# this seems kind off shady



## blondlebanese (Sep 22, 2014)

I have contacted the strain bank in san diego, to purchase some clones.  there is no store front so deals are made in parking lots.  you call them to place an order then they text you where to meet them.  there is no picking or chooseing you take what they bring to the meeting, which is in a parking lot of their choosing.  is this normally how its done?  I'm a first time buyer.


----------



## Locked (Sep 22, 2014)

Yeah I would not buy clones like that in a State that has MMJ.


----------



## trillions of atoms (Sep 22, 2014)

Hell no!

That is not the way it is done... find a legit shop!!


----------



## orangesunshine (Sep 22, 2014)

blondlebanese said:


> I have contacted the strain bank in san diego, to purchase some clones.  there is no store front so deals are made in parking lots.  you call them to place an order then they text you where to meet them.  there is no picking or chooseing you take what they bring to the meeting, which is in a parking lot of their choosing.  is this normally how its done?  I'm a first time buyer.

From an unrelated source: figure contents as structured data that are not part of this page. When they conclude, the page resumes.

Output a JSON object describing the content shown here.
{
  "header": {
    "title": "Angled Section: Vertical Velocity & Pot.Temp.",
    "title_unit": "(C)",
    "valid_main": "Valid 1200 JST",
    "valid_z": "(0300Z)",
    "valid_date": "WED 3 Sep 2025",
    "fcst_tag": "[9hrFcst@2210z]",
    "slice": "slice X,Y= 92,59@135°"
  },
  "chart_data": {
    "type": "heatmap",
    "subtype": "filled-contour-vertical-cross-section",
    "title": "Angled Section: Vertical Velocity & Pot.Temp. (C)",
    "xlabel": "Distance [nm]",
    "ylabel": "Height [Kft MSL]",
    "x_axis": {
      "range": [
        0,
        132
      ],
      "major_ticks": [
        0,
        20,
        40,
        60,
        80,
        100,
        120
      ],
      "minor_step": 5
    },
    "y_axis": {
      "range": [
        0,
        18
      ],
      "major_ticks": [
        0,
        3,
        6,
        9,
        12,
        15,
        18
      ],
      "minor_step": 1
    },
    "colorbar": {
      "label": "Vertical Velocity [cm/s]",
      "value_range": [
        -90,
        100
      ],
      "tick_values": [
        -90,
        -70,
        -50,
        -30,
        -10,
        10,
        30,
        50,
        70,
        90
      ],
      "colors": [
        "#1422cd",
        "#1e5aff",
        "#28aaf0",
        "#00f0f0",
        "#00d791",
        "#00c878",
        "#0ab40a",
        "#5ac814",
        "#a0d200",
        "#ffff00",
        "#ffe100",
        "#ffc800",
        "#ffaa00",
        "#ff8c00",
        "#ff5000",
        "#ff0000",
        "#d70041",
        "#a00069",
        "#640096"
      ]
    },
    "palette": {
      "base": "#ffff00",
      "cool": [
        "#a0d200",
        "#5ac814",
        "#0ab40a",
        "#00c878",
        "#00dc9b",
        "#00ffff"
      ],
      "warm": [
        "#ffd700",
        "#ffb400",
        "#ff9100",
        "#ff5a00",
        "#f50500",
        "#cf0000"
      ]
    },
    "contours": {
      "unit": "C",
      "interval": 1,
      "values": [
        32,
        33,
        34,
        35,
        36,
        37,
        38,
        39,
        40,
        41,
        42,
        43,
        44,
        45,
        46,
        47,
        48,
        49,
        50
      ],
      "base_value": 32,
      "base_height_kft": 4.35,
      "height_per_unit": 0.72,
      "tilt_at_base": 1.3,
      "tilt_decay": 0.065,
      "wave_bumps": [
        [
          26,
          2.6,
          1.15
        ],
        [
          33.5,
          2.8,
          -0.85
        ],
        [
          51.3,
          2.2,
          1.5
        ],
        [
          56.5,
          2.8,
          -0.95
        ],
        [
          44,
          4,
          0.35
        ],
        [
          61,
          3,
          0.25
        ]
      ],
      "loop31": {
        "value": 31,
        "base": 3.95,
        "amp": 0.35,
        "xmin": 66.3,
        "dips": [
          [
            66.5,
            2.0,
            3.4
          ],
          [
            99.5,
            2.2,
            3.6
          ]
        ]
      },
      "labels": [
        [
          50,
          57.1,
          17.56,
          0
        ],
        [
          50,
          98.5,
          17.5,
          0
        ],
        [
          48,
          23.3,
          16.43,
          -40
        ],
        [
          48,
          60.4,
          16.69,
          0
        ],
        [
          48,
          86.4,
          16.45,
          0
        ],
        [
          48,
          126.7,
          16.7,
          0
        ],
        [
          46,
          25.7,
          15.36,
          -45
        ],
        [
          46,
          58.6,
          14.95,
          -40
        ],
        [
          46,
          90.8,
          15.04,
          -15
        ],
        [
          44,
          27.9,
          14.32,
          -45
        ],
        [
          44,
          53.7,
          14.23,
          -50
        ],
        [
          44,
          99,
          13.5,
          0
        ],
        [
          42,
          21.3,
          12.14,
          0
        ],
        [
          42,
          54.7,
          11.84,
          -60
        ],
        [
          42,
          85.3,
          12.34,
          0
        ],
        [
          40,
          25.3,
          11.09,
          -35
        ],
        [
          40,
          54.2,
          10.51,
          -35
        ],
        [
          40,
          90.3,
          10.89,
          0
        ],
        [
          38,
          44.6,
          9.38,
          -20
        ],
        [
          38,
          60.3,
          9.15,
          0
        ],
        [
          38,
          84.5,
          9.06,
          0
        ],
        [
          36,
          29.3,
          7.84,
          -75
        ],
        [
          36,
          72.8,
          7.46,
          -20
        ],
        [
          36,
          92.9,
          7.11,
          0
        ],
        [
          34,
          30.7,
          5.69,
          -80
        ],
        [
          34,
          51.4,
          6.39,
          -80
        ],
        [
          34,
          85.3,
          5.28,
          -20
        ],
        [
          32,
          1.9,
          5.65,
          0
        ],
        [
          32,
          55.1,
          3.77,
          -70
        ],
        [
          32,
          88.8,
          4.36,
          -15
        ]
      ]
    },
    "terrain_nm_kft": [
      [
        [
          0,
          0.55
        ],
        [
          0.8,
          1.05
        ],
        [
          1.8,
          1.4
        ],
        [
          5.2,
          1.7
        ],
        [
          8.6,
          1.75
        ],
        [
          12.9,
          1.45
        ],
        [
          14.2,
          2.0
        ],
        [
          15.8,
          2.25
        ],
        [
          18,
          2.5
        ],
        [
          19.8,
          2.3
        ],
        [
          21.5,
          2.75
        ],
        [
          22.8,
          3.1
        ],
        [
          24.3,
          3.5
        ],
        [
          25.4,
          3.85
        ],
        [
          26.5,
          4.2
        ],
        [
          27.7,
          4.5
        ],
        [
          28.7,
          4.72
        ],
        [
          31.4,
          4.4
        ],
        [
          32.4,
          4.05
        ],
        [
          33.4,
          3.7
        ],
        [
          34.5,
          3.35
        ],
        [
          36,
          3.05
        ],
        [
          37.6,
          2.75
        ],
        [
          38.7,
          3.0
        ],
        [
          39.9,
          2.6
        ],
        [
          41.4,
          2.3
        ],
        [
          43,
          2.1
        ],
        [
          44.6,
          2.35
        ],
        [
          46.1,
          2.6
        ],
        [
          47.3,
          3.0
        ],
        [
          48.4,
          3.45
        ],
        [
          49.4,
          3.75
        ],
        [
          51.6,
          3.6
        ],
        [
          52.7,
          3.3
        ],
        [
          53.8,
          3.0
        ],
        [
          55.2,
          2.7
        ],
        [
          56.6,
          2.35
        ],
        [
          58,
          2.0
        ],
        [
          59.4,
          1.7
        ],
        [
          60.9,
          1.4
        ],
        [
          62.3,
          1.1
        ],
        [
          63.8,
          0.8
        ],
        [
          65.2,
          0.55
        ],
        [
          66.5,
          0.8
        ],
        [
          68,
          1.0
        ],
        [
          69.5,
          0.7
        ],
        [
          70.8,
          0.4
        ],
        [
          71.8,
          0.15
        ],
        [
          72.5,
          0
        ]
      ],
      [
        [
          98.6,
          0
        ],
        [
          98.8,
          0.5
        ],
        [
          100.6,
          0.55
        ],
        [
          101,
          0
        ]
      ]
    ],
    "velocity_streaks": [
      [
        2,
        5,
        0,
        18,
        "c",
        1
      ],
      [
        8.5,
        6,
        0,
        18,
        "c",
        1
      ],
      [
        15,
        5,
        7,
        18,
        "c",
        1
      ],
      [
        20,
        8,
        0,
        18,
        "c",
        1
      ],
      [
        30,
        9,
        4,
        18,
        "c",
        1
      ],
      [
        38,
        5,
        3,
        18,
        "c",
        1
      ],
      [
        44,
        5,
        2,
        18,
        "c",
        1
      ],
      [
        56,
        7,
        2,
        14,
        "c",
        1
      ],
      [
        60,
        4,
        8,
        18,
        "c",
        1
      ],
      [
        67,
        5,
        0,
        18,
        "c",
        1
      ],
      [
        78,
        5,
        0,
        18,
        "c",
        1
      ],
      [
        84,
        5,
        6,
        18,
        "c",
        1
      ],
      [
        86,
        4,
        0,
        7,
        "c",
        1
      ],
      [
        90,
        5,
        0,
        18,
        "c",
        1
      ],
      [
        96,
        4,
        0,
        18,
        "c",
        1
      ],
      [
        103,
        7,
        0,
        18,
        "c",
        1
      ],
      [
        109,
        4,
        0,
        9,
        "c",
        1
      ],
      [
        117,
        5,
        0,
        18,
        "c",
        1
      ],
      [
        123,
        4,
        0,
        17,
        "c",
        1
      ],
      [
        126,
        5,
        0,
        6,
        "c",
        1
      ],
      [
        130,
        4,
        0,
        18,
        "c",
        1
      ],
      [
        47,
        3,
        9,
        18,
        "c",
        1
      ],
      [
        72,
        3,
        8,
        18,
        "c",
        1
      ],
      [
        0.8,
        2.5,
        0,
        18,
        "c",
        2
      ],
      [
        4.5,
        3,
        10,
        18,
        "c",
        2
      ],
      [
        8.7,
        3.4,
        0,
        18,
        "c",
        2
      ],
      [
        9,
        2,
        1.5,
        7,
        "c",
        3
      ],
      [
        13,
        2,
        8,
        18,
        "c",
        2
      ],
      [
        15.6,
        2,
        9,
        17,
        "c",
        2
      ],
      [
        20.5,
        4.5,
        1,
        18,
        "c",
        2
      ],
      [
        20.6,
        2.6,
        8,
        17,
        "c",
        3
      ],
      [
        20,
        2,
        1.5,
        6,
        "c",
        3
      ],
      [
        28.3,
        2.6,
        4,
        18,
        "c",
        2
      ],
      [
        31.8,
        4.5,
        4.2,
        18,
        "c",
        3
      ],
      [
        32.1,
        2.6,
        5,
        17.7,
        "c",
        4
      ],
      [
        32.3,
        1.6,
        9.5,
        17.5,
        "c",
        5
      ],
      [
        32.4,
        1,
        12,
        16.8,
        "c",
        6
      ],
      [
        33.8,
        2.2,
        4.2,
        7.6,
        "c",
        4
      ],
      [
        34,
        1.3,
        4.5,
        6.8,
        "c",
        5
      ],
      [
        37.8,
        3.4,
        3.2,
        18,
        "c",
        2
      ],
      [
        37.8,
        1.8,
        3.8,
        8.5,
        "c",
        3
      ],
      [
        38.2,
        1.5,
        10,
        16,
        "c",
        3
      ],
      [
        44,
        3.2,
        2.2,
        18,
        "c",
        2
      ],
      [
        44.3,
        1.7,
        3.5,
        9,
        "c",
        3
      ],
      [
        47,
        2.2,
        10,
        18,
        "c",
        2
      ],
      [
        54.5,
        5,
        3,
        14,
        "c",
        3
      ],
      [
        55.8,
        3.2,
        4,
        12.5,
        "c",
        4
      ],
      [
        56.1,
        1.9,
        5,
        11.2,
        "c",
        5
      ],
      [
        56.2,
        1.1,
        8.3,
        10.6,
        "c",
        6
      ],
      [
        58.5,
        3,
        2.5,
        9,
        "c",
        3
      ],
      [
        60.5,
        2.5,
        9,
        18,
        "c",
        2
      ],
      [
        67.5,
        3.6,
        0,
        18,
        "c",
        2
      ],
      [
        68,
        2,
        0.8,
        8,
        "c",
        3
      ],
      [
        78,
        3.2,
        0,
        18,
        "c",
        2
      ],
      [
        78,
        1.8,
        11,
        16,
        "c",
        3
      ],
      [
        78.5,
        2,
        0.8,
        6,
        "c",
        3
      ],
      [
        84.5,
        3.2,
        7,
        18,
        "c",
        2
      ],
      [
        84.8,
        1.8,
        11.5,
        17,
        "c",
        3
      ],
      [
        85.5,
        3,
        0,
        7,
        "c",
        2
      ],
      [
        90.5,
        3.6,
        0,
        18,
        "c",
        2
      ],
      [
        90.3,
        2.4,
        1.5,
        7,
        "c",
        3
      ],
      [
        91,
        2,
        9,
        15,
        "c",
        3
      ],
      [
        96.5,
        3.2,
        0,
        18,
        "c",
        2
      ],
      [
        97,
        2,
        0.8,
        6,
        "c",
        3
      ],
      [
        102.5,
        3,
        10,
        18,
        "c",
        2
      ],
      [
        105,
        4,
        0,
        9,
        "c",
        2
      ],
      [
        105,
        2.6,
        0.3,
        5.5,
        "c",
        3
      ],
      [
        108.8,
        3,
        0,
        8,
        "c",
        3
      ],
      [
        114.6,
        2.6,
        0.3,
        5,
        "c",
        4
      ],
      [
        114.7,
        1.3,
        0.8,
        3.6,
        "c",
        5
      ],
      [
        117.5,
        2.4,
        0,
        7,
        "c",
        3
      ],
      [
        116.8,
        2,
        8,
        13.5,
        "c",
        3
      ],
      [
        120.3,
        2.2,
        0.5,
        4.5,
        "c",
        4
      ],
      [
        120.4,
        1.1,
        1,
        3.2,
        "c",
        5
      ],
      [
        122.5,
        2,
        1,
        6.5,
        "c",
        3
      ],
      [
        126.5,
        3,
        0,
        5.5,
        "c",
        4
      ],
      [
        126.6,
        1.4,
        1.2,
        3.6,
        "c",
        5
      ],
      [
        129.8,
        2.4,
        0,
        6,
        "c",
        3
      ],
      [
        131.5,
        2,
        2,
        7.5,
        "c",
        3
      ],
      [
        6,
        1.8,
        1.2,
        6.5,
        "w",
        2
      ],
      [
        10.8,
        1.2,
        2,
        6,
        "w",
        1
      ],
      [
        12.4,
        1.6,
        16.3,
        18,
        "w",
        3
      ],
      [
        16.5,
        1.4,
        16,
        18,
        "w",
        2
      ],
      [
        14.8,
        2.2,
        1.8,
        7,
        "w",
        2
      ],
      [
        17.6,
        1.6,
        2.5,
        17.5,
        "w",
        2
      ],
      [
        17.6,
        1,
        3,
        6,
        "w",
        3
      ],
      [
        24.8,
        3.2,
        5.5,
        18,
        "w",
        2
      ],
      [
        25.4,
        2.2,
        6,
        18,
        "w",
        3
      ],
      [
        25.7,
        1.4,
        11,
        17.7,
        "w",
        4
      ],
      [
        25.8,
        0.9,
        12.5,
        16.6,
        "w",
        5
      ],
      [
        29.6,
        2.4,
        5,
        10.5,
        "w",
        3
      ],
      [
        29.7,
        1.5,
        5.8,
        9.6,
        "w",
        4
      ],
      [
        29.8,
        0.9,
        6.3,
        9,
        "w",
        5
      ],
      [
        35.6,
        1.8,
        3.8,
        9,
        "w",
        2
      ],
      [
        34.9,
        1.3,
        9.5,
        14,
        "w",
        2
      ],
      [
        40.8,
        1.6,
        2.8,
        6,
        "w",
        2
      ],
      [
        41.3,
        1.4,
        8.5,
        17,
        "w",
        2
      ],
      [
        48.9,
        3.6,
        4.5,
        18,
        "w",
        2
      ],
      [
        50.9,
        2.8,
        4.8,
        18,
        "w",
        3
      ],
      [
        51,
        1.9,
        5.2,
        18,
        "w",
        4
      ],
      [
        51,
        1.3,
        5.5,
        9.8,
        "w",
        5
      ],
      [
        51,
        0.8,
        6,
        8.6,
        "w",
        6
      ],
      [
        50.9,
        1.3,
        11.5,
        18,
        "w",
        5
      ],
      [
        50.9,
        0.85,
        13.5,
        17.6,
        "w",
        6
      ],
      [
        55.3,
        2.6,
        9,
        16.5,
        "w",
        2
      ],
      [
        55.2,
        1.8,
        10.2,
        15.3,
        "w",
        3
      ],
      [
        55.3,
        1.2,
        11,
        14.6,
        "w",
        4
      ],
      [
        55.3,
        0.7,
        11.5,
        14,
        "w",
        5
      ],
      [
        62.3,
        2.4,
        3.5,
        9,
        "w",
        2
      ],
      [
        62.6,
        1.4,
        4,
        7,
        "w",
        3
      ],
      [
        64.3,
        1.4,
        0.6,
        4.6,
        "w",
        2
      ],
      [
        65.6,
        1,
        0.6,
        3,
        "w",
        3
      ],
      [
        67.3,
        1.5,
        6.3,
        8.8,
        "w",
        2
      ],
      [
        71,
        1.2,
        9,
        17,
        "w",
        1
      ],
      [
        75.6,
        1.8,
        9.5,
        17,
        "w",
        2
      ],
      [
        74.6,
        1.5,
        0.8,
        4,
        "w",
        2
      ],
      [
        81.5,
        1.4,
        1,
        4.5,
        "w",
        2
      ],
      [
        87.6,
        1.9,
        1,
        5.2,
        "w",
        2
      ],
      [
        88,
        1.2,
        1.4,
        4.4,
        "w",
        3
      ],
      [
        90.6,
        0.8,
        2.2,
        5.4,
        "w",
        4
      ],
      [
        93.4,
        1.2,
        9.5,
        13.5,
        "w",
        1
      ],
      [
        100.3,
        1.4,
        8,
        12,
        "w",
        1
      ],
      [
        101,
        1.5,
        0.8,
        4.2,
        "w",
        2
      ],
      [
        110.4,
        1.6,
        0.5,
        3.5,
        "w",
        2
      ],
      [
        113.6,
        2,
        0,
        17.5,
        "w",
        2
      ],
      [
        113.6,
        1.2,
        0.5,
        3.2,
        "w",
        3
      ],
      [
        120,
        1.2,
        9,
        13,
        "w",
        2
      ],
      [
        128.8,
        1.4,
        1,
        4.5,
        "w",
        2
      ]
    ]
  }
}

google weedmaps---select your city---browse the listed dispensaries for reputation/clones/strains/whatever u want---or just buy some seed from a seed bank---it really is pretty simple and it's killing me watching you struggle to fill ur grow room :48:


----------



## AluminumMonster (Sep 23, 2014)

blondlebanese said:


> I have contacted the strain bank in san diego, to purchase some clones.  there is no store front so deals are made in parking lots.  you call them to place an order then they text you where to meet them.  there is no picking or chooseing you take what they bring to the meeting, which is in a parking lot of their choosing.  is this normally how its done?  I'm a first time buyer.



Man, that sounds like a great way to get robbed....:chuck:


----------



## The Hemp Goddess (Sep 23, 2014)

Backstreet deals in a state with mmj is a cause to be suspicious.  I would absolutely be for passing on that one.


----------



## umbra (Sep 23, 2014)

In Cali, the counties decide how MMJ is dispensed. Many dispensaries do not have store fronts, they are delivery only. So if you buy clones, it is the only way to meet up. Its not about being shady.


----------



## The Hemp Goddess (Sep 24, 2014)

Boy, as an old lady, I would certainly feel uncomfortable meeting someone on the street somewhere to buy clones.  Even if it is not back-alley drug deals, it would feel like it.  I am totally amazed that legit people are doing business this way....


----------



## vulcano22 (Sep 26, 2014)

Hey dude you can use some seedbank. eace:


----------